14.6 Ontheffing van de gebruiksregels
14.6.1 Bedrijf aan huis
Burgemeester en wethouders kunnen ontheffing verlenen voor het gebruik van gedeelten van de woning, aanbouwen en/of bijgebouwen voor de uitoefening van een bedrijf aan huis, mits:
-
a. de woonfunctie in overwegende mate blijft gehandhaafd;
-
b. de effecten van het bedrijf / de bedrijfsactiviteiten geen onevenredige afbreuk doen aan het woon- en leefmilieu in de directe omgeving, zoals:
-
1. ambachtelijke en/of verzorgende bedrijven genoemd in categorie 1 van de in de bijlage bij deze planregels opgenomen “Staat van bedrijfsactiviteiten” of daarmee naar de aard (qua milieuplanologische hinder) gelijk te stellen bedrijven/bedrijfsactiviteiten;
-
2. bedrijven/bedrijfsactiviteiten die, op basis van de Wet milieubeheer, niet vergunningplichtig zijn;
-
c. de totale bedrijfsvloeroppervlakte per perceel niet meer dan 25% bedraagt met een maximum van 50 m2;
-
d. de bedrijfsactiviteiten geschieden door degene die op het perceel woonachtig is;
-
e. het bedrijf/de bedrijfsactiviteiten geen verkeersaantrekkende werking hebben;
-
f. op eigen terrein wordt voorzien in de eigen parkeerbehoefte naast het oorspronkelijk aantal parkeerplaatsen op eigen terrein voor de woonfunctie;
-
g. er geen detailhandelsactiviteiten mogen plaatsvinden.

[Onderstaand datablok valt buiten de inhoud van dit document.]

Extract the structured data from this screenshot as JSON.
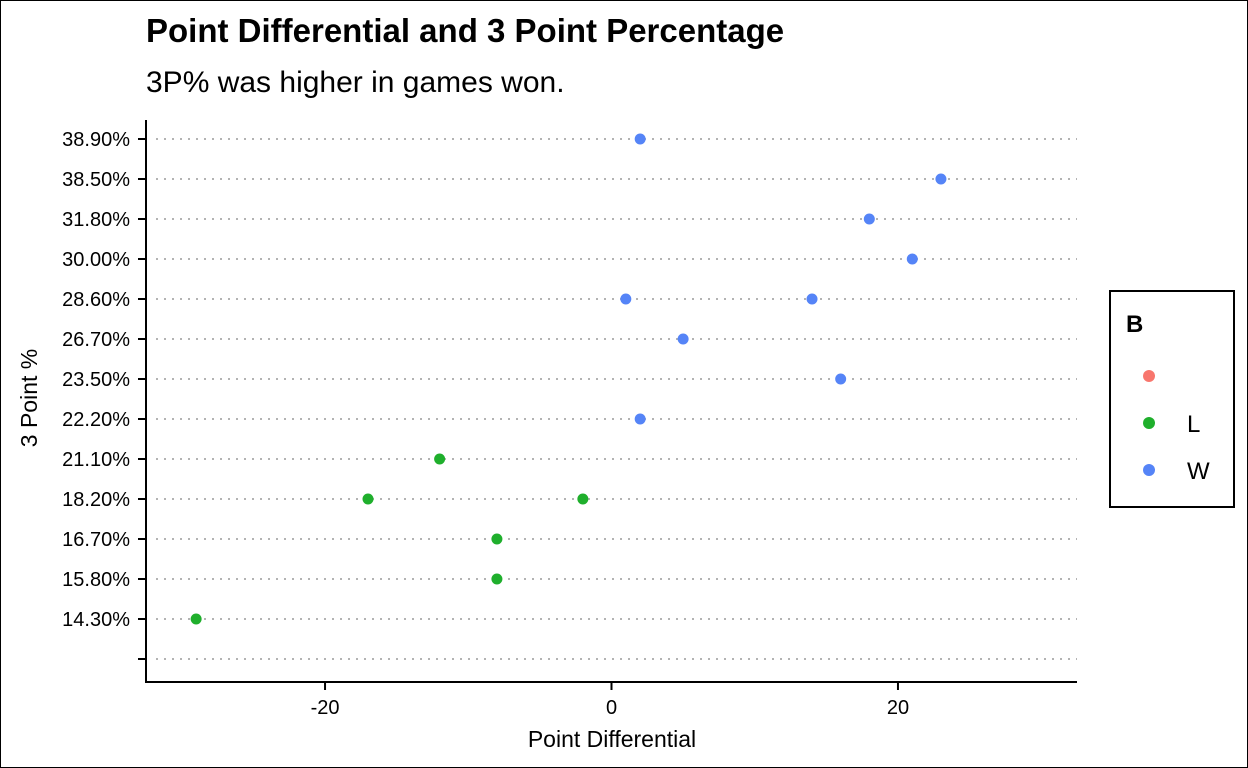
{
  "chart_data": {
    "type": "scatter",
    "title": "Point Differential and 3 Point Percentage",
    "subtitle": "3P% was higher in games won.",
    "xlabel": "Point Differential",
    "ylabel": "3 Point %",
    "x_ticks": [
      "-20",
      "0",
      "20"
    ],
    "x_tick_values": [
      -20,
      0,
      20
    ],
    "xlim": [
      -32.5,
      32.5
    ],
    "y_categories": [
      "",
      "14.30%",
      "15.80%",
      "16.70%",
      "18.20%",
      "21.10%",
      "22.20%",
      "23.50%",
      "26.70%",
      "28.60%",
      "30.00%",
      "31.80%",
      "38.50%",
      "38.90%"
    ],
    "grid": "horizontal dotted",
    "legend": {
      "title": "B",
      "position": "right",
      "entries": [
        {
          "label": "",
          "color": "#F8766D"
        },
        {
          "label": "L",
          "color": "#1FAF2C"
        },
        {
          "label": "W",
          "color": "#5584F7"
        }
      ]
    },
    "points": [
      {
        "x": 2,
        "y": "38.90%",
        "group": "W"
      },
      {
        "x": 23,
        "y": "38.50%",
        "group": "W"
      },
      {
        "x": 18,
        "y": "31.80%",
        "group": "W"
      },
      {
        "x": 21,
        "y": "30.00%",
        "group": "W"
      },
      {
        "x": 1,
        "y": "28.60%",
        "group": "W"
      },
      {
        "x": 14,
        "y": "28.60%",
        "group": "W"
      },
      {
        "x": 5,
        "y": "26.70%",
        "group": "W"
      },
      {
        "x": 16,
        "y": "23.50%",
        "group": "W"
      },
      {
        "x": 2,
        "y": "22.20%",
        "group": "W"
      },
      {
        "x": -12,
        "y": "21.10%",
        "group": "L"
      },
      {
        "x": -17,
        "y": "18.20%",
        "group": "L"
      },
      {
        "x": -2,
        "y": "18.20%",
        "group": "L"
      },
      {
        "x": -8,
        "y": "16.70%",
        "group": "L"
      },
      {
        "x": -8,
        "y": "15.80%",
        "group": "L"
      },
      {
        "x": -29,
        "y": "14.30%",
        "group": "L"
      }
    ]
  }
}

14.6.2 Detailhandel bij een beroep of bedrijf aan huis
Burgemeester en wethouders kunnen ontheffing verlenen aan het medegebruik van een beroeps- of bedrijfsmatige werkruimte bij woningen voor detailhandelsactiviteiten, op voorwaarde, dat:
-
a. er sprake is van detailhandel in goederen die ter plaatse worden vervaardigd;
-
b. het detailhandel betreft als ondergeschikt en niet zelfstandig onderdeel van de bedrijfsvoering;
-
c. de detailhandel geen onevenredige afbreuk doet aan het voorzieningenniveau binnen de gemeente.